A vibrant harbor gateway, Hakodate is a satisfying fusion of Japanese and Western influences that makes for a perfect bookend to your travels through the spectacular wilds of Hokkaido. Despite its developing function as an entry point and transport hub for Japan’s northernmost island, Hakodate has retained its picturesque charm.
Hakodate is incredibly pretty and has an easy, breezy, holiday vibe.
Stop here to replenish your energy levels with a bit of all-inclusive sightseeing. Museums, (small) mountains, markets and hot springs are all there – often more tourist-friendly than in the bigger cities back on Honshu.

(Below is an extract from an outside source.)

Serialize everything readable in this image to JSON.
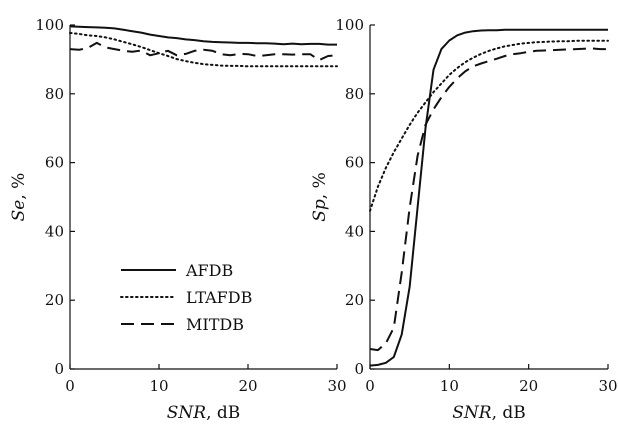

Hakodate harbor was one of the first to open up to foreign trade after centuries of isolation and the city’s blend of traditional Japanese and 19th-century Western architecture shows influences from Russia, China and Europe. It’s cosmopolitan history is epitomized by the massive star-shaped Fort Goryokaku – a Western-style citadel turned public park that is one of Hokkaido’s top spots for cherry blossom viewing.
The best time to see Hakodate is at night. Mount Hakodate, a forested mountain at the city’s southern tip, offers magical views of the city and surrounding waters below which glow with the lights of squid fishing boats. You can reach the mountain at any time of the day; by hiking, driving or cable car.
Another reason to vote for Hakodate is the great food available. Being surrounded by the ocean on three sides, the fish in any number of the city’s restaurants is always fresh. The city’s speciality is squid, which comes in a variety of forms from raw and wriggling to deep-fried and even as ice-cream. Ramen, too, is popular, with the Hakodate version adding kelp, seafood, and/or squid to a delicious, warming broth.
The Asa-ichi (Morning Market) is a seafood lover’s dream. Stalls upon stalls offer up the days catch, as well as fresh fruits, vegetables and snacks, or you can try sourcing your own breakfast with a morning expedition into the bay. This is the best place to try a fresh sashimi breakfast; choose from one of the many restaurants dotted throughout the market.
Work off your fishy feast with a walk around the Motomachi area which is packed with 19th century Western-style architecture, including the old British Consulate, the Russian Greek Orthodox Church and the Old Public Hall.